Stitching the Corners Together
If driving fast were a simple matter of braking, downshifting, turning in, hitting the apex and accelerating out as you released the wheel, then speeding down the straightaway until you got to the braking point of the next corner, racing and autocrossing would be a lot easier—and probably not nearly so much fun—as it is.
In fact, most race courses and nearly all autocross courses have only two or three places where you are simply driving straight down the course while accelerating and up-shifting. Instead, most corners come in groups. No sooner are you out of one corner than you have to prepare for the next one. In fact, in many situations you may find that you need to begin preparing for a corner before you’ve had the chance to complete the last turn.
It’s in these combinations of corners that less powerful cars can often overtake more powerful cars, and where the better drivers can improve on their lap times and overtake the less-skillful drivers. What’s necessary is to be able to think of the entire series of corners together. Your choice of entrance line into the first corner should be determined by where you want to be when you come out of the last corner, and each of the in-between transitions in speed and direction should be made as smoothly as possible.
Two-Corner Combinations
We can start with the most obvious situation first, where a right-hand corner is followed immediately by a left-hand corner, or where the opposite is true. To drive this two-corner sequence effectively, two principles need to be kept in mind. First, you should “use all the track” as your instructor no doubt will remind you. Second, you will need to make your weight transition—from leaning in one direction to leaing in the other direction—as smooth as possible.
When discussing how to go around a corner in the previous chapter, we stressed going to the very outside of the track before beginning the turn, and then touching the inside curb on the curve, and finally going to the very outside of the track on the exit. Generally, this principle will continue to be true on most right-left and left-right sequences.
Thinking in terms of the right-left sequence, the additional factor in this situation is that, as nearly as possible, the exit point for the first corner should be the entrance point for the second corner. Since you can maintain more speed on a larger-radius curve, you want to go out to the outside to begin the first corner, then go all the way across the track and stay on that side until you’re ready to make your turn-in into the second corner.
If you just drive down the center of the track around both corners, both turns will have to be sharper. If you don’t take advantage of all the track on the entry to your first corner, you will be entering more slowly than necessary into the second corner.
Even worse, if you start to make your turn into the second corner too soon, you’ll find that you’re carrying too much speed to make the corner cleanly. Instead of going around cleanly and smoothly, you’ll find yourself scrubbing off speed, or even going off the track on the outside, as you attempt to get around the second corner.
In the situation where two right hand corners, or two left-hand corners, are taken in a row, the same rules apply. As usual, you go as wide as possible before making your turn-in, generally waiting until you can see your apex before turning. Then you complete the turn by going as wide to the outside as possible and stay on the outside of the track until you are ready to make your turn-in towards the second apex.

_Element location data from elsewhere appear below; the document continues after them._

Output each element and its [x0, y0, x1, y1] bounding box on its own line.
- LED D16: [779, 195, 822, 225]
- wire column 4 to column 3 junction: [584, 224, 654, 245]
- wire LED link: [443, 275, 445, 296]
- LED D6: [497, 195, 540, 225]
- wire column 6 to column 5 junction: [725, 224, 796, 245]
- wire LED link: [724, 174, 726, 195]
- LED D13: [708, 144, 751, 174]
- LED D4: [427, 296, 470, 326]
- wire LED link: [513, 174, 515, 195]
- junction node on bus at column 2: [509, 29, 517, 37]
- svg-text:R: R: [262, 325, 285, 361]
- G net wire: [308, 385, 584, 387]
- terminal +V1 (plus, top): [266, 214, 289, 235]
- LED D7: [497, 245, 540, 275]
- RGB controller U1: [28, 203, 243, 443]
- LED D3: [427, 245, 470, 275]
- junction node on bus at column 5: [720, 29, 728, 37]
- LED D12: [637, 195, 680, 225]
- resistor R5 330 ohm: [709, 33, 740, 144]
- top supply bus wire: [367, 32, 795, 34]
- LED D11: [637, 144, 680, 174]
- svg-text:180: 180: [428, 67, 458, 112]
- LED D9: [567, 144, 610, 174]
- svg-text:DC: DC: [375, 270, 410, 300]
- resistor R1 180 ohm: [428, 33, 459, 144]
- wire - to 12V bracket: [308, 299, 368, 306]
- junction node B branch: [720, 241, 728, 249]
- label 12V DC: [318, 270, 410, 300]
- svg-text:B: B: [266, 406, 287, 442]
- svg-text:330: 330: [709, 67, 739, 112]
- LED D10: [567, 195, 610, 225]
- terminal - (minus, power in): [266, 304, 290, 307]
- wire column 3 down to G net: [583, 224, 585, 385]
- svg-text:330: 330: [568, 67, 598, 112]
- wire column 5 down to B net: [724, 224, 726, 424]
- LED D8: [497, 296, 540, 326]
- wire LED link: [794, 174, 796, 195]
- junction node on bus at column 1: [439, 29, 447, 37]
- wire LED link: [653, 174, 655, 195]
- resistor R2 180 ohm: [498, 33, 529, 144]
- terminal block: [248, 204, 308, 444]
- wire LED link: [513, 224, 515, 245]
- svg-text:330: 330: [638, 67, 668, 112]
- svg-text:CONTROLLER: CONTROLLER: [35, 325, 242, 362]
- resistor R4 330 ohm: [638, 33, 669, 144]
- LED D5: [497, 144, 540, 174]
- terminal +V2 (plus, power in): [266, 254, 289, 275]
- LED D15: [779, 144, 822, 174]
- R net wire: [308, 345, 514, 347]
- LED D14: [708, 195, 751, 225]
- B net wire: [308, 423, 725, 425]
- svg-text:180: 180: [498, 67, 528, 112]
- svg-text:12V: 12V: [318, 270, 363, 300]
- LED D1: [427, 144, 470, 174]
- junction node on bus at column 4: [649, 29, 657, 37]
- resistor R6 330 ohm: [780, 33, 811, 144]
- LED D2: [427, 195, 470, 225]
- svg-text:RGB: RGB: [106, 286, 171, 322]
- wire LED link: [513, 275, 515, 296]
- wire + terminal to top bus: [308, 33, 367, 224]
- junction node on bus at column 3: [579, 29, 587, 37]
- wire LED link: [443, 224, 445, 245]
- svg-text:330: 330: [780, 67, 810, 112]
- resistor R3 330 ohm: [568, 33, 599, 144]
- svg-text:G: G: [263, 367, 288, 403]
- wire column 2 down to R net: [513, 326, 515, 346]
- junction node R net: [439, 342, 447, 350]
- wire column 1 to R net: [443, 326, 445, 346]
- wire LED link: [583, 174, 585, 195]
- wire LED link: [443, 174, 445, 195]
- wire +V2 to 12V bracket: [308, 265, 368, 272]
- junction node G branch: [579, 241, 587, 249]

The second factor in a combination turn is the weight balance of the car. Essentially, the principle here is that you want the car to be upright and moving in a straight line after completing the first turn and before beginning the second turn.
In the right-left and left-right sequence, the car must first tilt in one direction and then tilt in the opposite direction. If you attempt to begin the second turn before the car has finished its first turn, and before the car is again balanced at the center, it can be very easy to upset the car’s equilibrium, causing it to push or spin.
Instead, try to be conscious of how the car’s center of gravity first moves to the outside of the car as you begin the turn, then moves back over the center of the car as you unwind the steering wheel after passing the apex of the turn.
As soon as the car’s center of gravity is back over the wheels you can begin making your second turn. Done properly, the movement of the center of gravity will be smooth, and the momentum of the shift in balance will simply continue across the car until the car is leaning in the opposite direction going into the second corner.
In the instance where two turns in the same direction follow one another, you still need to be aware of how the car’s center of gravity is shifting. The car will progressively tilt away from the turn as you turn the wheel into the turn. Then as you gradually unwind the steering wheel coming out of the turn, the car will come back into balance, just as it did on the left-right and right-left sequence.
However, in this case, you need to avoid allowing the momentum of the weight transfer to cause the car to tilt too far in the opposite direction before you begin your second turn. By carefully controlling your acceleration out of the turn and the speed with which you allow the steering wheel to unwind you can begin the second turn just at the instant that the car is balanced, thus avoiding the problem of understeering and losing speed by plowing into the second curve.